Dwukrotny mistrz świata Formuły 1 Hiszpan Fernando Alonso chce ustanowić rekord startów w wyścigach Grand Prix. „Wierze, że dojdę do 400 startów w karierze” – deklaruje przyszły kierowca teamu Aston Martin.
Alonso, mistrz świata F1 w 2005 i 2006 roku, choć ma już 41 lat, nie planuje emerytury.
Przeciwnie, aktualnie kierowca francuskiego teamu Alpine podpisał kontrakt na sezony 2023-2024 z Aston Martin.
Ciekawostką jest fakt, że o transferze Alonso wiedzieli wszyscy w jego zespole… prócz jego szefa.
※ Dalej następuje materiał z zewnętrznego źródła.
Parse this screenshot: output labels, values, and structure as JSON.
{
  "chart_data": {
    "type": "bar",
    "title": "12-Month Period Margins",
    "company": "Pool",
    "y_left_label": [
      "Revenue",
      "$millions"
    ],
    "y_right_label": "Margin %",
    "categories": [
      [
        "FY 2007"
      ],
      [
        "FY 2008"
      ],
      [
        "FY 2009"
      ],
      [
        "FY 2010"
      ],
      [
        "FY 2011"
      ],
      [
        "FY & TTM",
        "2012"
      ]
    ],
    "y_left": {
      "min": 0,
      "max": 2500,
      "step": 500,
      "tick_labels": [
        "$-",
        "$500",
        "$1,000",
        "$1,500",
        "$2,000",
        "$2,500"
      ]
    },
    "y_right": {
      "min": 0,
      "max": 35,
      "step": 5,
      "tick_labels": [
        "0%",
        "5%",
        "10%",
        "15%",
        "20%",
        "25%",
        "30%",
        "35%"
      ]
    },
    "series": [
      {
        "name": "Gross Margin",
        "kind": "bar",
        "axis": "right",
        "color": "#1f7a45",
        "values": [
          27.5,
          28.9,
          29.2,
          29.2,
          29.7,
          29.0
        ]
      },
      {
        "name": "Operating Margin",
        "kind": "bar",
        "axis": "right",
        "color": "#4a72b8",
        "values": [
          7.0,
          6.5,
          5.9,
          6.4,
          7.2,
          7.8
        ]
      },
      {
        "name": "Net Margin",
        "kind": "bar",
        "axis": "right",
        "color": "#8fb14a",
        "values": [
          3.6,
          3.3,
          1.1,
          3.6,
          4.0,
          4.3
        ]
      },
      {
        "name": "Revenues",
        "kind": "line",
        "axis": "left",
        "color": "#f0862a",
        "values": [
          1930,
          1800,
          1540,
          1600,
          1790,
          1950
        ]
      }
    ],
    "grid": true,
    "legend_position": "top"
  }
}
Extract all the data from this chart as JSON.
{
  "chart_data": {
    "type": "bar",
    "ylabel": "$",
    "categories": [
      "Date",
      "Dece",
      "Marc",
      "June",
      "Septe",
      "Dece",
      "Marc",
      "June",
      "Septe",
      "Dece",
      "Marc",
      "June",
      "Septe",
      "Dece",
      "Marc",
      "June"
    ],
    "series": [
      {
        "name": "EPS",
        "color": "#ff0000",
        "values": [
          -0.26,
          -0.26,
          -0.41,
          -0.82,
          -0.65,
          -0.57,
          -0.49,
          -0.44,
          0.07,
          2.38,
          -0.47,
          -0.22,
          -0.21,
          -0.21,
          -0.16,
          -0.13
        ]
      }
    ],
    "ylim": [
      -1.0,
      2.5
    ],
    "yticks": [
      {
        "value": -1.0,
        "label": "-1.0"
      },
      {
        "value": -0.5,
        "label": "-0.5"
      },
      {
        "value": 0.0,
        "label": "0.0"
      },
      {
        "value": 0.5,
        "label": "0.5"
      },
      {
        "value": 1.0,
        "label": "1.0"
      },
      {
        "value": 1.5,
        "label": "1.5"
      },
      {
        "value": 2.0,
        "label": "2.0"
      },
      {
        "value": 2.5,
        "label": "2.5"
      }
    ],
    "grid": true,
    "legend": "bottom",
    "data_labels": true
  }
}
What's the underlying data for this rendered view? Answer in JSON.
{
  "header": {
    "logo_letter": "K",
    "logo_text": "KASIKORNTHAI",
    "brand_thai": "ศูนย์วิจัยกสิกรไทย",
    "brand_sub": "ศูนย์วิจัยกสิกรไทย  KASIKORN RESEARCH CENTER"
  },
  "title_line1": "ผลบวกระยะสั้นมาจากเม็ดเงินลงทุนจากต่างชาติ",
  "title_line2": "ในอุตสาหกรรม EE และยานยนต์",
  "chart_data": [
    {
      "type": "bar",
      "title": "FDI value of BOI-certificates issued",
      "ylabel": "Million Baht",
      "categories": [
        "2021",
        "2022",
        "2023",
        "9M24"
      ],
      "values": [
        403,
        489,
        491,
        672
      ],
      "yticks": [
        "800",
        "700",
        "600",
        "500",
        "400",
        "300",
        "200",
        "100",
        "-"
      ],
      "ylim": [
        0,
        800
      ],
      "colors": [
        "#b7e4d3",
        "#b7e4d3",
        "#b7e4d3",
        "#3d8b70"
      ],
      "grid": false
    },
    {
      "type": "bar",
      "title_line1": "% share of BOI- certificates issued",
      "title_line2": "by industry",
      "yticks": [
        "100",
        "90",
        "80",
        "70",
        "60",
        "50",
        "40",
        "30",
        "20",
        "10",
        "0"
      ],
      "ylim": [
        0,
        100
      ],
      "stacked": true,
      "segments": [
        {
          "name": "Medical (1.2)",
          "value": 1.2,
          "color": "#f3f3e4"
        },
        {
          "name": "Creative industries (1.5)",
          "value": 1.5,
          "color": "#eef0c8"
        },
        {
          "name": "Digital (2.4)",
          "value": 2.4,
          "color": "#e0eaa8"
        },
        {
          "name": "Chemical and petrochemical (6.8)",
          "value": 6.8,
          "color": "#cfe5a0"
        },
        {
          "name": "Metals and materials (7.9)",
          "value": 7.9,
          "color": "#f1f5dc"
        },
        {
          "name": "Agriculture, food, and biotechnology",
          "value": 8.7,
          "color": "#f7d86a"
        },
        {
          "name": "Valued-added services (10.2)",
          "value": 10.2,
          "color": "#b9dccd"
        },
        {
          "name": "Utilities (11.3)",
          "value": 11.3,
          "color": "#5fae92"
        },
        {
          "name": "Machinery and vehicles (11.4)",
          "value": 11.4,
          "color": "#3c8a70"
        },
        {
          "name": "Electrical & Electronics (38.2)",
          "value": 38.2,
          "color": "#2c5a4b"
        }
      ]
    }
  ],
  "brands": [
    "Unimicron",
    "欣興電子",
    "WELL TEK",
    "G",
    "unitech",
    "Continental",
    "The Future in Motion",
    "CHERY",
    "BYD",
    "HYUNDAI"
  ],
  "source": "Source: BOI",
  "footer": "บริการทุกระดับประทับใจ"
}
Otmar Szafnauer w rozmowie z hiszpańskimi mediami przyznał, że nic nie wiedział o transferze swojego kierowcy. „Poinformowałem dyrektora Laurenta Rossisego, szefa całej firmy Lukę de Meo, moich mechaników i inżynierów. Oni wiedzieli o transferze przed jego ogłoszeniem. Wszyscy, którzy byli zaangażowani w moje negocjacje z Alpine, zostali poinformowani. Otmar nie brał udziału w rozmowach, a Laurent czy Luca pewnie do niego nie zadzwonili. Dlatego był zaskoczony”. – powiedział Alonso.
„Na pewno osiągnę 400. To najbardziej pokaże moją pasję do sportu, zaangażowanie i dyscyplinę, bez której nie ma dobrych wyników” – powiedział Hiszpan, który podczas ostatniego wyścigu o Grand Prix Włoch na Autodromo Nazionale di Monza jechał bolidem po raz 349. w karierze.
Tym samym wyrównał rekord należący do Fina Kimiego Raikkonena, który już zakończył karierę. Jeżeli za dwa tygodnie wystartuje w Singapurze, będzie miał na koncie 350 startów w F1 i zostanie liderem tej klasyfikacji.
W stawce aktualnie jeżdżących kierowców jeszcze tylko jeden ma w dorobku ponad 300 startów. To siedmiokrotny mistrz świata Brytyjczyk Lewis Hamilton z Mercedesa, który dotychczas jechał w wyścigu GP 304 razy.